Plutarch. Plutarch's Lives, Vol. VIII. Perrin, Bernadotte, translator. Cambridge, MA: Harvard University Press; London: William Heinemann Ltd., 1919.

He also added such devices as these. Whenever he had secret intelligence that the enemy had made an incursion into the territory which he commanded, or were trying to bring a city to revolt from him, he would pretend that the doe had conversed with him in his dreams, bidding him hold his forces in readiness. Again, when he got tidings of some victory won by his generals, he would hide the messenger, and bring forth the doe wearing garlands for the receipt of glad tidings, exhorting his men to be of good cheer and to sacrifice to the gods, assured that they were to learn of some good fortune.

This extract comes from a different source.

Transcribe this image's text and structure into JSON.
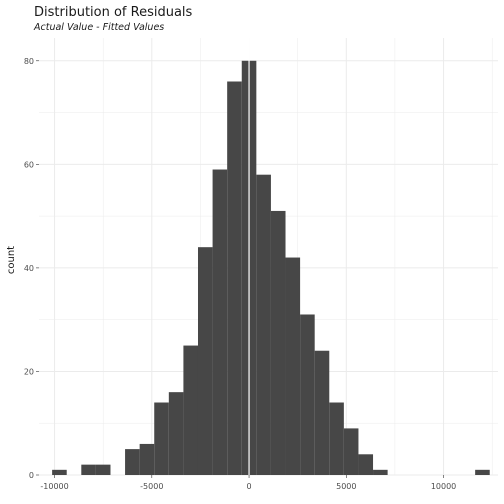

By these devices he made the people tractable, and so found them more serviceable for all his plans; they believed that they were led, not by the mortal wisdom of a foreigner, but by a god. At the same time events also brought witness to this belief by reason of the extraordinary growth of the power of Sertorius.

For with the twenty-six hundred men whom he called Romans, and a motley band of seven hundred Libyans who crossed over into Lusitania with him, to whom he added four thousand Lusitanian targeteers and seven hundred horsemen, he waged war with four Roman generals, under whom were a hundred and twenty thousand footmen, six thousand horsemen, two thousand bowmen and slingers, and an untold number of cities, while he himself had at first only twenty all told.